Abstract
Introduction In clinical practice, it is not uncommon to come across cases of subacute combined degeneration of the spinal cord in patients with pernicious anemia. The commonest cause of cobalamin deficiency is due to inadequate absorption associated with pernicious anemia. Vitamin B12 deficiency is also associated with gastrectomy and autoimmune metaplastic atrophic gastritis. Although chronic atrophic gastritis can lead to an increased risk of intestinal-type gastric cancer and gastric carcinoid tumor, presumably owing to prolonged achlorhydria resulting from parietal cell loss, it is very unusual for neurologic complications to be the primary manifestation in a patient with gastric cancer. We present a rare case of gastric adenocarcinoma presenting initially with neurologic complications of B12 deficiency.
Case Report A 48-year-old Caucasian gentleman came to the hospital complaining of gait disturbance for 3 to 4 weeks. Symptoms began with paresthesia in the lower extremities and gradually progressed to a point where he was unable to walk without support. He also complained of early satiety and dyspepsia for a few months. His past medical history and family history were essentially unremarkable. He drank moderate amounts of alcohol on a regular basis and also smoked one pack of cigarettes a day, both for 20 years. On examination, his abdomen was benign, but he had significant neurologic findings. His mental status and cranial nerves were intact. Motor strength was 4/5 in both lower extremities and tone was increased bilaterally. Sensory examination revealed hypoesthesia in both lower extremities. Vibration and position sense were absent bilaterally. Plantars were equivocal. Initial laboratory data were consistent with macrocytic anemia (peripheral smear showing hypersegmented neutrophils), with hemoglobin of 9 g/dL and MCV of 110 fl. The vitamin B12 level was on the lower side (210 pg/mL), with an increased B12 binding capacity (1,637 pg/mL). Radiologic investigations of the spine were unremarkable, including MRI of the spine.

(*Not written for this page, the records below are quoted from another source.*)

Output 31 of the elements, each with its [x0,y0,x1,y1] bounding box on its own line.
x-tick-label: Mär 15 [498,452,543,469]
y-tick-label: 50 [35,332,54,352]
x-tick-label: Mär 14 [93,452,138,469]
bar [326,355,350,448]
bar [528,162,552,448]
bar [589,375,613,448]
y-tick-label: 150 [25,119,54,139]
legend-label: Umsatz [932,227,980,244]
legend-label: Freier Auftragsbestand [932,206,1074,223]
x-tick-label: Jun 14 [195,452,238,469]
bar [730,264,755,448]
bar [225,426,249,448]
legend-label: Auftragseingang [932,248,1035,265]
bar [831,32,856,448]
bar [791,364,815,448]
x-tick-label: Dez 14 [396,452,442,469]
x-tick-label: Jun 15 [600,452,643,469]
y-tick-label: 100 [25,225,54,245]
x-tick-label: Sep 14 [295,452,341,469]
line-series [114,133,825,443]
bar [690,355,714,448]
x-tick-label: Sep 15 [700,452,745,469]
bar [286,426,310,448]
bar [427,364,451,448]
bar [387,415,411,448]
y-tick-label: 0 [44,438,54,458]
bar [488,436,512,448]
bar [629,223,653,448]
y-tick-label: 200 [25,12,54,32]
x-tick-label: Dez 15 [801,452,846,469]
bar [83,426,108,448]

The patient also underwent upper gastrointestinal endoscopy for evaluation of his dyspeptic symptoms, which revealed poorly differentiated gastric adenocarcinoma, well to moderately differentiated, in the background of acute and chronic gastritis. The specimen was negative for Helicobacter pylori. The patient was treated with vitamin B12, and his neurologic symptoms improved dramatically. He also underwent partial gastrectomy and did well thereafter.
Discussion The lesion in subacute combined degeneration of spinal cord is specific for cobalamin deficiency and is proposed to be due to a defect in myelin formation of unknown mechanism. Symptoms begin with paresthesia and ataxia associated with loss of vibration and position sense and can progress to severe weakness, spasticity, clonus, paraplegia, and even fecal and urinary incontinence. Early treatment with vitamin B12 can prevent many complications and permanent disability. Patients with atrophic gastritis may have an increased risk of developing gastric or colorectal adenocarcinoma, but the data are not entirely conclusive. There are no set recommendations to screen these patients at a greater frequency than the general population. Nevertheless, it is prudent to periodically monitor stools in these patients for the presence of blood. As the above case represents, gastric carcinoma rarely have an unusual presentation like our patient had, and a high index of suspicion for it can potentially be lifesaving in an otherwise near-fatal diagnosis.